Investing for the Long Term: Creating Real Value
Last week an interesting article showed up at the NYT about microfinance and predatory lending. While we tend to focus more on mechanisms that lend to the missing middle of agriculture finance it’s certainly a scary reminder what’s at stake and how easily things can go wrong.
Then again, with current financial crisis underpinned by predatory lending, did we really need another example?
When did investing become about making money exclusively in the credit-extension transaction and not about creating and driving value through meaningful enterprise development? How can we facilitate pro-poor growth by equipping in-country entrepreneurs to build great, necessary businesses? Certainly, these businesses don’t need dictation, but business development and mentorship should be inextricably tied to funding.
We know that the developing world is offering unprecedented avenues for growth and innovation, but focusing that energy into enterprises with social meaning and sustainable growth is perhaps a greater challenge. How are some leading firms and companies focusing on agri-enterprise packaging business development and a long-term finance perspective? Will these strategies eventually reduce poverty and leverage environmental managment?
The field is moving fast, suppliers, retail giants, and investment firms alike are looking to agriculture as a way to invest in a food and beverage market that is growing quick. By 2030, an extra 3 billion people will move into the middle class, consuming the staggering amounts of food and fiber (especially meat) that most of the developed world is accustomed to.

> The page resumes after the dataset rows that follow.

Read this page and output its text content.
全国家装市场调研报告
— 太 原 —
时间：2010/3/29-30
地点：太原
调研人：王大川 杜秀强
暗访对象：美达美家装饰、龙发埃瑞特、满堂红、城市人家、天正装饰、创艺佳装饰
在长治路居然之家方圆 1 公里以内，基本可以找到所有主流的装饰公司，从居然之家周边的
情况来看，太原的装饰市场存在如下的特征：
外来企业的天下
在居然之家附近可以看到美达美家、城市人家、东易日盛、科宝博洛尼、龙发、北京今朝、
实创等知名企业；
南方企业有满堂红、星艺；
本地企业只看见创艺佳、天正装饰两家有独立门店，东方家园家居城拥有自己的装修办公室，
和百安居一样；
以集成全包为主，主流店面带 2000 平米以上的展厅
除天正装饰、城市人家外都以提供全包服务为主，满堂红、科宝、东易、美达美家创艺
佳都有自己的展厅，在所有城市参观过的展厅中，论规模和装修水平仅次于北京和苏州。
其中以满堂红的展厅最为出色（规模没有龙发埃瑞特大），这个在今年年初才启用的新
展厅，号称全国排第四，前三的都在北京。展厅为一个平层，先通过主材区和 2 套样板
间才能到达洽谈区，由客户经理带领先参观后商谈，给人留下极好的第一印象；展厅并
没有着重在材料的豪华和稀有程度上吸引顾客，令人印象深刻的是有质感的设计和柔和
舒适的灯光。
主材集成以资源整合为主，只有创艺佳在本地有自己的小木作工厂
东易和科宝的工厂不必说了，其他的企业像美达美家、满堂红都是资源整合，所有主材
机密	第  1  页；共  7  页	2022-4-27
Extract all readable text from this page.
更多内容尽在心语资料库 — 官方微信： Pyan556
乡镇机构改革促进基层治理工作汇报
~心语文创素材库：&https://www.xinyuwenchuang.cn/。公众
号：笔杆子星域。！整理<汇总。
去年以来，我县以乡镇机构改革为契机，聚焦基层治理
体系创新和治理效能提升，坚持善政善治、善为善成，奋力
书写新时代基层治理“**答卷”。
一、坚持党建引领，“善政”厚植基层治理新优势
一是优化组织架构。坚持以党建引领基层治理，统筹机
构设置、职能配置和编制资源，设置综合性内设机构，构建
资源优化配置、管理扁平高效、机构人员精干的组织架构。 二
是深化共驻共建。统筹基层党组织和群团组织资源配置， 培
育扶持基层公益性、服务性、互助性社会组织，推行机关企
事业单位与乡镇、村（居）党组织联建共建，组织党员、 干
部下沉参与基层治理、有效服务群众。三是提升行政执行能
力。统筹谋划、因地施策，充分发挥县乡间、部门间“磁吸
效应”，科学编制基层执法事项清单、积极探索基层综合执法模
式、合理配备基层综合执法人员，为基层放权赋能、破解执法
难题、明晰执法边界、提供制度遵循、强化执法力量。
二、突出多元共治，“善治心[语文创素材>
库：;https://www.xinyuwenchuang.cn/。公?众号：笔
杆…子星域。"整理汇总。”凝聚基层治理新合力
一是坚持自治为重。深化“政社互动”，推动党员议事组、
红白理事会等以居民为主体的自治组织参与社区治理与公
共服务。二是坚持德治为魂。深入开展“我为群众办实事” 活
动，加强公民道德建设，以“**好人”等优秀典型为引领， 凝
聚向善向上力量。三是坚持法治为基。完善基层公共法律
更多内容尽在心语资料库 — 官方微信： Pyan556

Suppliers are reacting by developing and investing in their supply chains. See a recent NYT article about Walmart’s move into Africa, and the pledge to spend over 1 billion on small farmer sourcing from emerging markets. (Check out a new World Bank report on African Agriculture and Value Chain Development).
On the investor side, getting many of these small scale agribusinesses moving has solid economic and development potential. Triple bottom line investors like the Acumen Fund, Grassroots Business Fund, Root Capital, and others are extending the capital needed by small scale enterprises to reach the quality and quantity demands of a growing retail sector. Check out a recent Stanford review of Acumen and their long-term strategy approach. The big guys are moving in as well, though perhaps not as publicly.
While the supplier and retail driven development is more difficult to gauge economic and environmental impacts, it’s certainly becoming somewhat easier to peak into these value chains. Food safety regulations and complicated certification schemes are creating great accountability, but also increasing transaction costs and reducing the competitive edge that many small farmers once obtained.
How well these entities support pro-poor growth and good environmental management strategies is less clear, but certainly excellent specific examples exist. They’ll certainly never be a one-size-fits all approach to agribusiness development, but long-term approach to enterprise development will remain critical. Investment packaged with business development means coming along side an investee, a process which takes time, energy and money. If we believe that a long term lending approach allows undervalued businesses grow in value over time, then we must avoid, at all costs, the pitfalls of lending and abandoning.